During his junior year at Millville Senior High School, he threw a no-hitter for the Thunderbolts against Egg Harbor Township in a regular season game while striking out 18 batters.

“That was such a good feeling because as a kid, you always wanted to pitch,” Trout recalled. “To throw a no-hitter was really special.”

The Thunderbolts made the state playoffs that year, but lost to Cherry Hill High School East Cougars in the sectional round. In that game, he was intentionally walked every time including one appearance with the bases loaded and another when he represented the potential winning run. Despite the playoff loss, he had good memories of high school ball, especially the competitiveness.

“It was a fun time and it’s what you play for in high school,” suggested Trout. “You play to try to win championships.”

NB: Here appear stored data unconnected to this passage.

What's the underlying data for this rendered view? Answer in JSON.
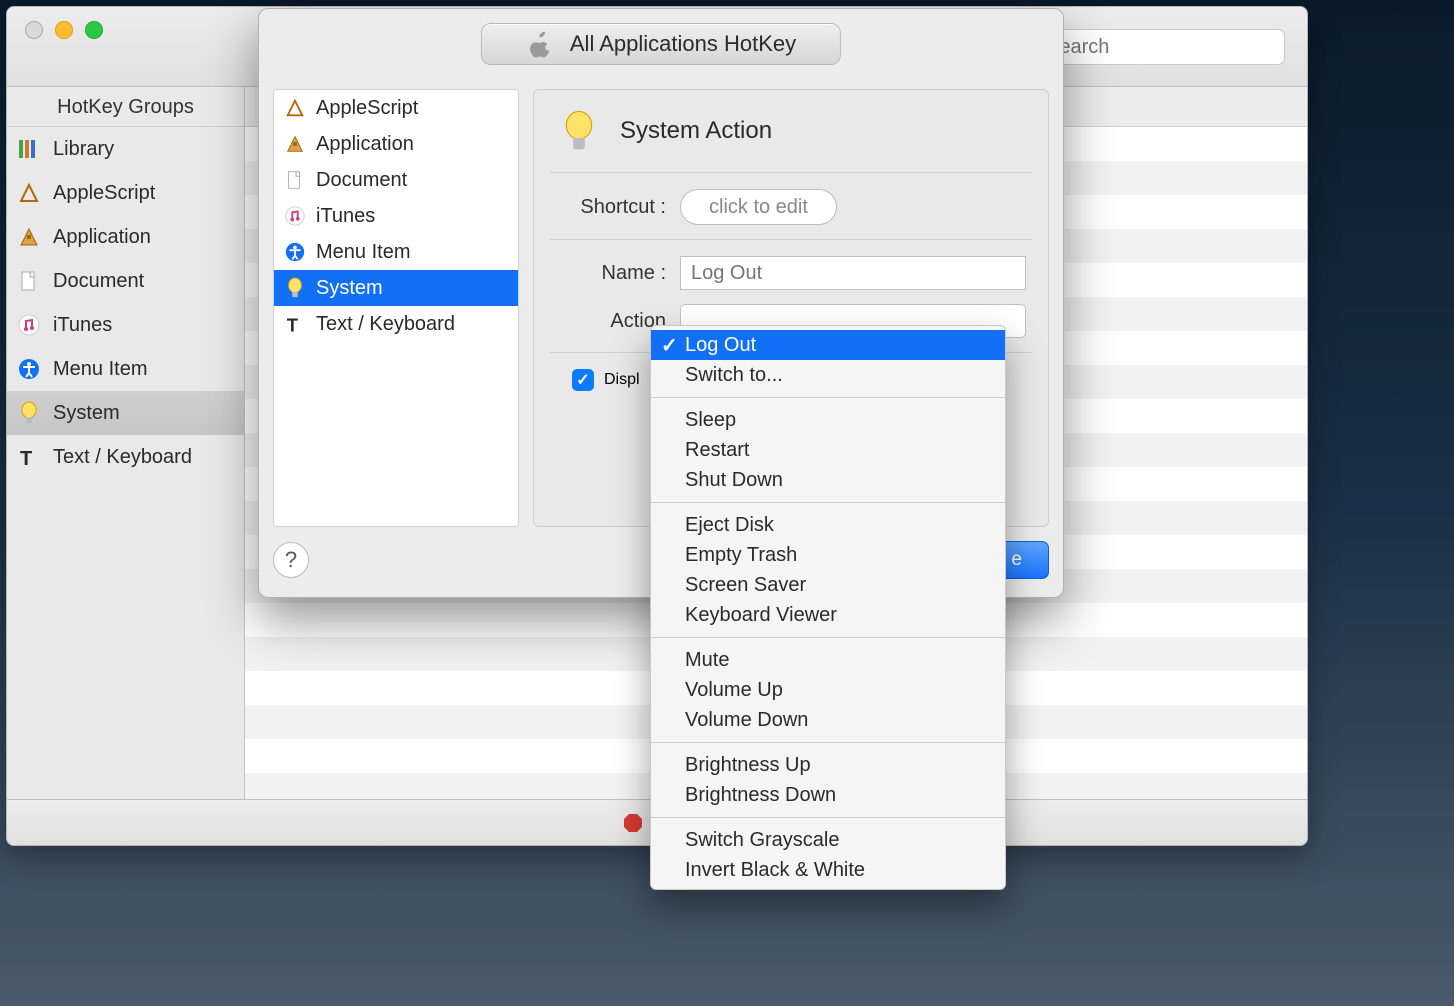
{
  "window": {
    "title": "All Applications HotKey",
    "search_placeholder": "Search"
  },
  "sidebar": {
    "header": "HotKey Groups",
    "items": [
      {
        "label": "Library",
        "icon": "books-icon"
      },
      {
        "label": "AppleScript",
        "icon": "applescript-icon"
      },
      {
        "label": "Application",
        "icon": "application-icon"
      },
      {
        "label": "Document",
        "icon": "document-icon"
      },
      {
        "label": "iTunes",
        "icon": "itunes-icon"
      },
      {
        "label": "Menu Item",
        "icon": "accessibility-icon"
      },
      {
        "label": "System",
        "icon": "bulb-icon"
      },
      {
        "label": "Text / Keyboard",
        "icon": "text-icon"
      }
    ],
    "selected_index": 6
  },
  "type_list": {
    "items": [
      {
        "label": "AppleScript",
        "icon": "applescript-icon"
      },
      {
        "label": "Application",
        "icon": "application-icon"
      },
      {
        "label": "Document",
        "icon": "document-icon"
      },
      {
        "label": "iTunes",
        "icon": "itunes-icon"
      },
      {
        "label": "Menu Item",
        "icon": "accessibility-icon"
      },
      {
        "label": "System",
        "icon": "bulb-icon"
      },
      {
        "label": "Text / Keyboard",
        "icon": "text-icon"
      }
    ],
    "selected_index": 5
  },
  "panel": {
    "title": "System Action",
    "shortcut_label": "Shortcut :",
    "shortcut_placeholder": "click to edit",
    "name_label": "Name :",
    "name_value": "Log Out",
    "action_label": "Action",
    "display_label_partial": "Displ",
    "display_checked": true
  },
  "popup": {
    "selected_index": 0,
    "groups": [
      [
        "Log Out",
        "Switch to..."
      ],
      [
        "Sleep",
        "Restart",
        "Shut Down"
      ],
      [
        "Eject Disk",
        "Empty Trash",
        "Screen Saver",
        "Keyboard Viewer"
      ],
      [
        "Mute",
        "Volume Up",
        "Volume Down"
      ],
      [
        "Brightness Up",
        "Brightness Down"
      ],
      [
        "Switch Grayscale",
        "Invert Black & White"
      ]
    ]
  },
  "footer": {
    "help": "?",
    "create_partial": "e"
  },
  "statusbar": {
    "stop_label_partial": "Stop"
  }
}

However, it wasn’t until his senior year that he would transition from shortstop and pitcher to full-time outfielder. That year he set a New Jersey high school single season record with 18 homeruns. After he was drafted in the first round by the Angels in 2009, a scout claimed that he had “never seen a 17-year-old who was that fast and that strong.”

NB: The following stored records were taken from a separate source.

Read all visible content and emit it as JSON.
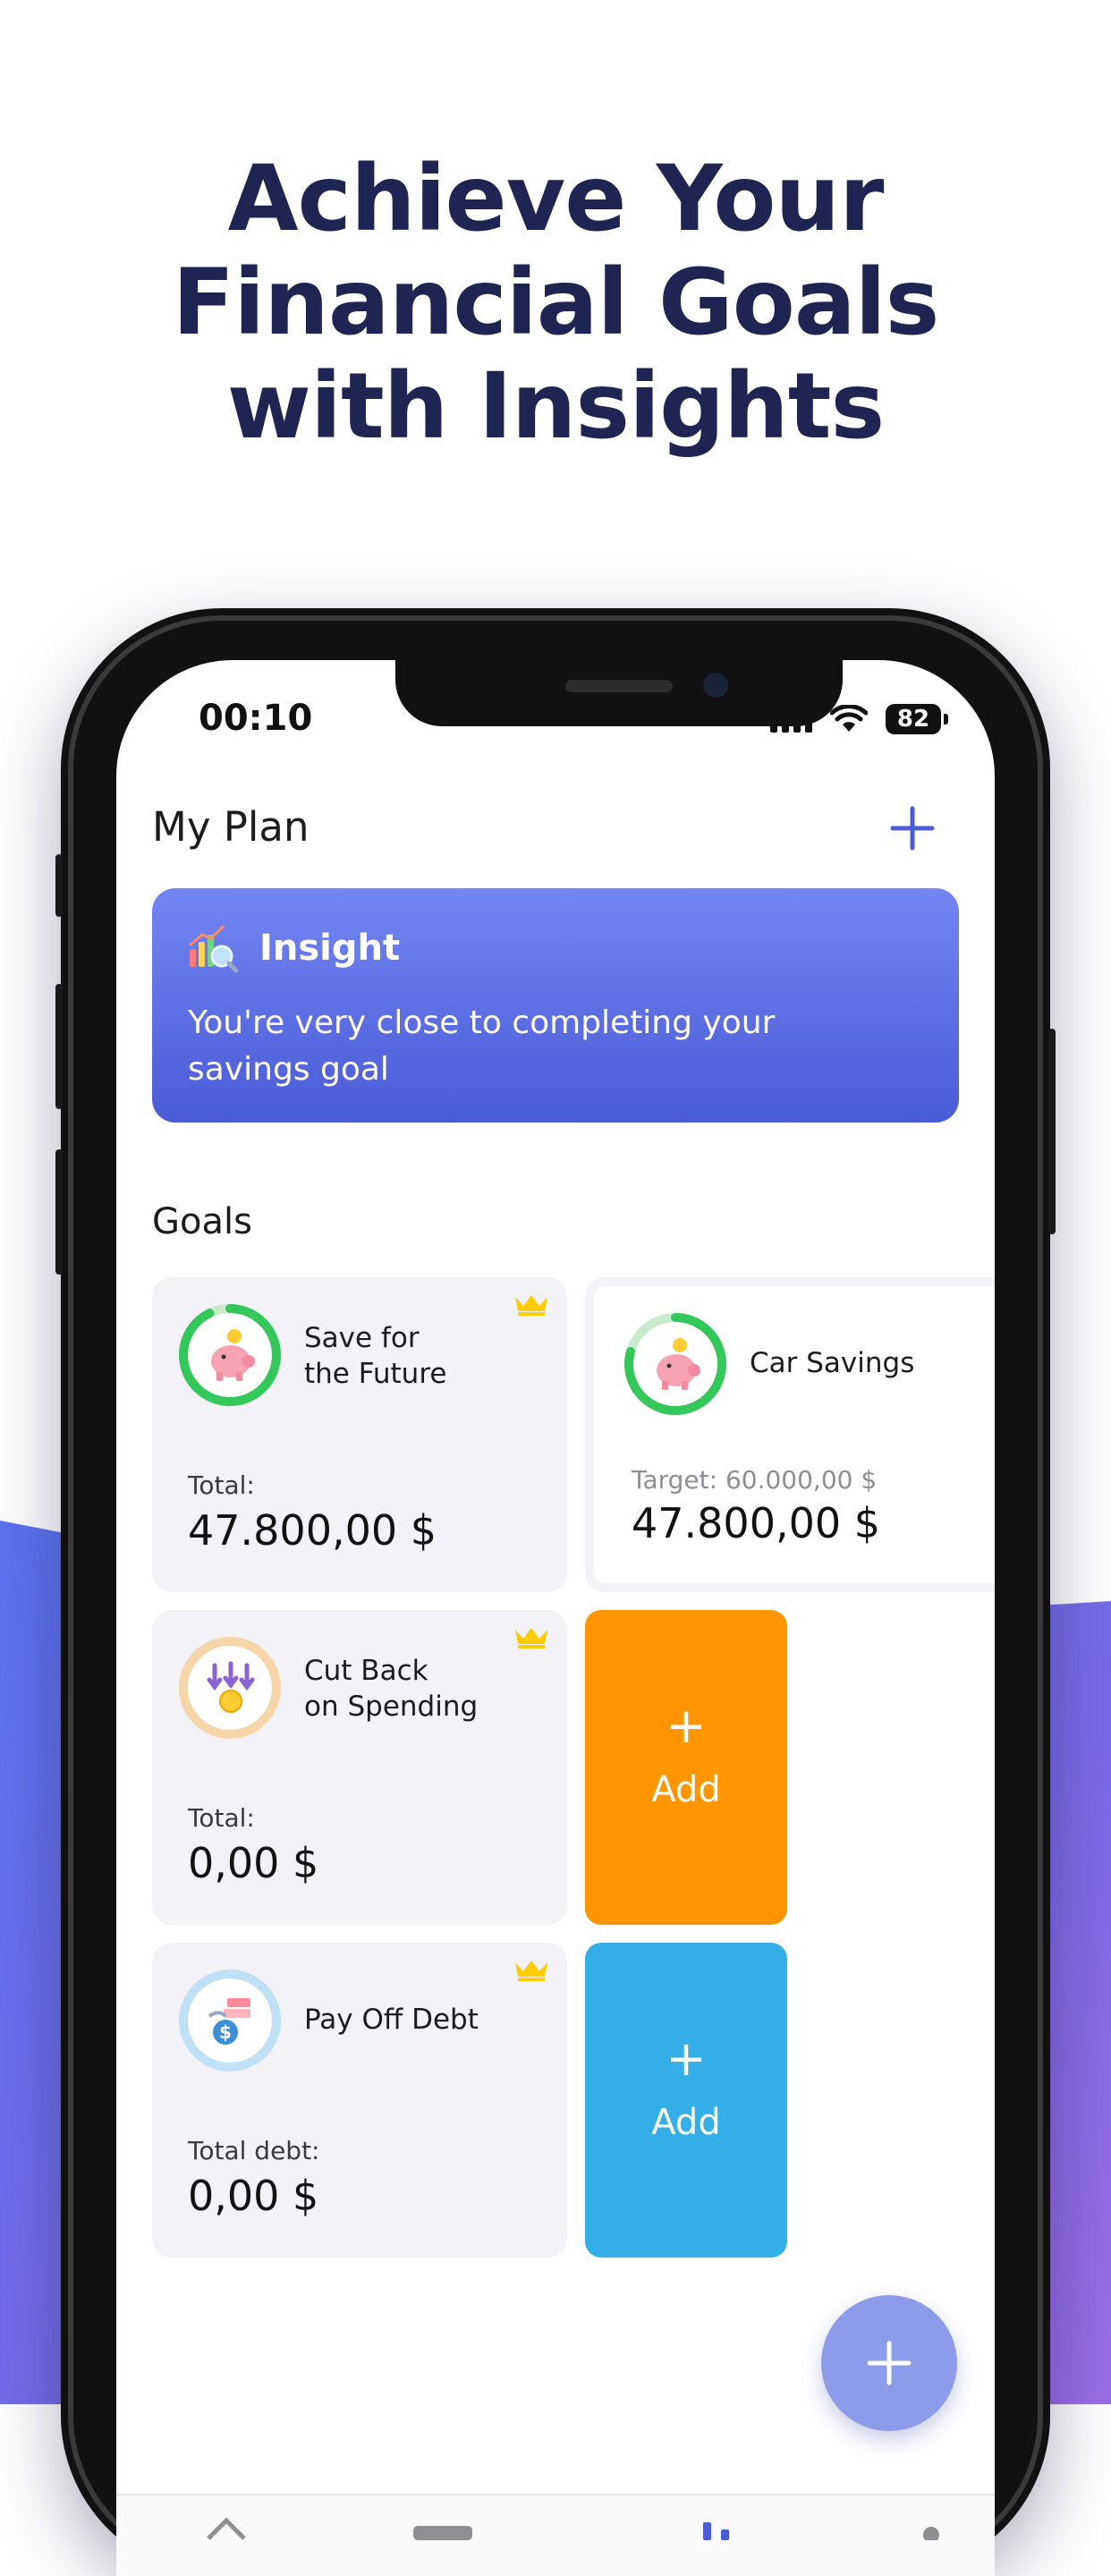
{
  "headline": {
    "line1": "Achieve Your",
    "line2": "Financial Goals",
    "line3": "with Insights"
  },
  "status_bar": {
    "time": "00:10",
    "battery": "82"
  },
  "header": {
    "title": "My Plan",
    "add_icon": "plus-icon"
  },
  "insight": {
    "icon": "chart-magnifier-icon",
    "title": "Insight",
    "text": "You're very close to completing your savings goal"
  },
  "goals": {
    "title": "Goals",
    "items": [
      {
        "label_line1": "Save for",
        "label_line2": "the Future",
        "sub": "Total:",
        "amount": "47.800,00 $",
        "icon": "piggy-bank-icon",
        "premium": true
      },
      {
        "label_line1": "Car Savings",
        "sub": "Target: 60.000,00 $",
        "amount": "47.800,00 $",
        "icon": "piggy-bank-icon",
        "premium": false
      },
      {
        "label_line1": "Cut Back",
        "label_line2": "on Spending",
        "sub": "Total:",
        "amount": "0,00 $",
        "icon": "coins-down-icon",
        "premium": true
      },
      {
        "label_line1": "Pay Off Debt",
        "sub": "Total debt:",
        "amount": "0,00 $",
        "icon": "debt-icon",
        "premium": true
      }
    ],
    "add_tiles": [
      {
        "plus": "+",
        "label": "Add",
        "color": "#ff9500"
      },
      {
        "plus": "+",
        "label": "Add",
        "color": "#34aee6"
      }
    ]
  },
  "colors": {
    "headline": "#1f2452",
    "accent": "#4a5bd6",
    "ring_green": "#34c759",
    "crown": "#ffcc00",
    "fab": "#8c9cea"
  },
  "fab": {
    "icon": "plus-icon"
  }
}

The Millville, NJ native has left an enormous legacy with his high school team and it is something that he embraces. Every year the Thunderbolts honor Trout by awarding his old high school jersey number to the team’s captain.

Despite losing to Clearview 3-0 in the state’s sectional final, the Thunderbolts went an undefeated 13-0 at ‘Mike Trout Field’ this season.

“I always go back in the offseason to see the field, the coaches and the players,” said Trout. “They had a great year and great season and fought ‘til the end.”

Like many baseball fans growing up in New Jersey, Trout’s childhood idol was Yankees shortstop Derek Jeter.

“Obviously I was star struck a little bit (when we met) because I grew up watching him on TV all the time,” suggested Trout, who always enjoys his trips to Yankee Stadium. “Getting to know him through the years and being able to participate in his last All-Star Game was special.”

Trout, 24, has accomplished so much already at such a young age. Through his first six seasons, he hast hit 152 home runs while batting over .300 and swiping 122 stolen bases. In his first full season in 2012, he earned Rookie of the Year honors.

Two years ago, Trout signed a six-year, $144.5 million guaranteed contract extension with the Angels, so what keeps the four-time Silver Slugger motivated?

“Try to win a ring,” said Trout. “Everybody’s mindsight in this clubhouse is to win a championship.”

This weekend, Toms River will host NJSIAA Group Finals as teams compete for a state championship.

Trout’s advice to the young baseball players who will be playing in the NJSIAA Group Finals this weekend was simple. “Just go out there and have fun.”